The Arlington Institute founder/director John Petersen says the adult conversation could begin if NASA places its UFO photos in the public domain/CREDIT: cherie-beck.com
“I don’t think anything stays the same as it is, and there’s a growing kind of awareness on this subject around the world,” says Petersen, founder of a nonprofit futurist think tank called The Arlington Institute. “It’s inevitable that humans — and Americans — will get to a place where this issue can be discussed openly, in a non-threatening manner.
“It’s demeaning to presume that most people will freak out or somehow panic when this reality is confirmed. When I talk about it with my wife, she goes, ‘What’s the big deal, I don’t understand. Are we going to stop shopping, are we going to go to work in a different way? What?’”
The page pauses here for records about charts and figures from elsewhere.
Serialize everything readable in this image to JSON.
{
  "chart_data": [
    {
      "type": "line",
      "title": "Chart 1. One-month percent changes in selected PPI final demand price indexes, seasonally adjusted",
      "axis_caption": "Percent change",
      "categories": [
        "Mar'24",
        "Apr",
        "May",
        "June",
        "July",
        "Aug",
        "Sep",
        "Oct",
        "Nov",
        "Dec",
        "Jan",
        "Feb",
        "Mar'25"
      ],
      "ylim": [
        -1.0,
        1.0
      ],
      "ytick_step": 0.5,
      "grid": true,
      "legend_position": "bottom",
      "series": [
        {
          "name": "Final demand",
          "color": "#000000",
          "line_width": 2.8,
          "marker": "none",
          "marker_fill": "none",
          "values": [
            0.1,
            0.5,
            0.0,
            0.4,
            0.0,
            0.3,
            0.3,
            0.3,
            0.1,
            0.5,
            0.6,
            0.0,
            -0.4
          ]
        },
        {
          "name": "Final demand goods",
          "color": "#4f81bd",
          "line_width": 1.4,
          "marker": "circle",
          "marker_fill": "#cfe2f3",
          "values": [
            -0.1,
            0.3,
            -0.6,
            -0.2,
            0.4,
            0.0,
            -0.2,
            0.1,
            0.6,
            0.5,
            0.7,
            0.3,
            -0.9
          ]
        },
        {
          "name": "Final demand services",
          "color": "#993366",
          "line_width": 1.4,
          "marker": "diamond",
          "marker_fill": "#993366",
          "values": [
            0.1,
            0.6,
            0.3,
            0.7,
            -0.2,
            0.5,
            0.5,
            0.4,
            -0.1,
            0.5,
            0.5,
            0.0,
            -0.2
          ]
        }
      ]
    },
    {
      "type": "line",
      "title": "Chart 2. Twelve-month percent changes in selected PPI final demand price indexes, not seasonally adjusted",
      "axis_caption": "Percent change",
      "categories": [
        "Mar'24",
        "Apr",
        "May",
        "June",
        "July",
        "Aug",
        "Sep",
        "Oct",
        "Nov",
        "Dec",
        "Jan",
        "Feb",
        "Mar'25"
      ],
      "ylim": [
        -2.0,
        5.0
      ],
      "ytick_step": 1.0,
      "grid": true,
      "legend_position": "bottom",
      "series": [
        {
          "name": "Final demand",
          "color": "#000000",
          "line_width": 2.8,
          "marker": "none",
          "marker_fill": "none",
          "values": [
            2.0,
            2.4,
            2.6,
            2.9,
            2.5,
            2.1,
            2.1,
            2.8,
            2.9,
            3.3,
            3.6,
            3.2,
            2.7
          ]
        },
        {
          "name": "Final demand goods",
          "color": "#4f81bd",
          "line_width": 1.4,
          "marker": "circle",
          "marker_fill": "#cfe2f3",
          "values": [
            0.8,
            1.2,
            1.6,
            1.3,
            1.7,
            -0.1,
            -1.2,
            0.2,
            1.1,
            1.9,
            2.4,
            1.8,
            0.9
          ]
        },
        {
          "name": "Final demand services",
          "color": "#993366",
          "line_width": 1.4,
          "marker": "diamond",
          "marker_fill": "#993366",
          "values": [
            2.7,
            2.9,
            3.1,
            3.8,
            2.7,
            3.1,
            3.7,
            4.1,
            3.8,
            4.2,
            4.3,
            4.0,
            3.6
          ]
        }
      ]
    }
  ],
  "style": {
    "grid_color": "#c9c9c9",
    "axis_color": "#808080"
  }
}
Brazil’s announcement just happened to coincide with the release of UFOs: Generals, Pilots and Government Officials Go On the Record, in which journalist Leslie Kean chronicles the accelerating worldwide efforts to address the phenomenon, then lobbies for the formation of a new U.S. scientific study. Among those endorsing the book was Petersen, whose resume includes a stretch with the National Security Council. Citing an idea advanced by author Whitley Strieber, Petersen says it wouldn’t take much for Uncle Sam to join the conversation.
“If NASA would just say, look, we’ve got these pictures, we don’t know what they are, that would give the National Science Foundation something to work with,” says Petersen, who lives in Berkeley Springs, W.Va. “Suddenly everybody follows the money and it’ll be legitimized.
“You wouldn’t have to get into the conspiracy stuff — who knows where conspiracies start and end? Throwing rocks at people certainly is not the way to get people at the top to cooperate. You let the facts lead the way and let people find out what’s there to be found out.”
Petersen, a retired naval flight officer with a background in electrical engineering, describes UFOs On the Record as “a good start” toward that end. With any luck, he says, American mainstream science will take a cue and explore Kean’s book. As far as anticipating professional blowback from putting his name out there, Petersen is unconcerned.
“I don’t worry about that stuff,” he says from a cell phone between airline flights. “The folks I deal with, they come to me because I don’t think the same way as everybody else.”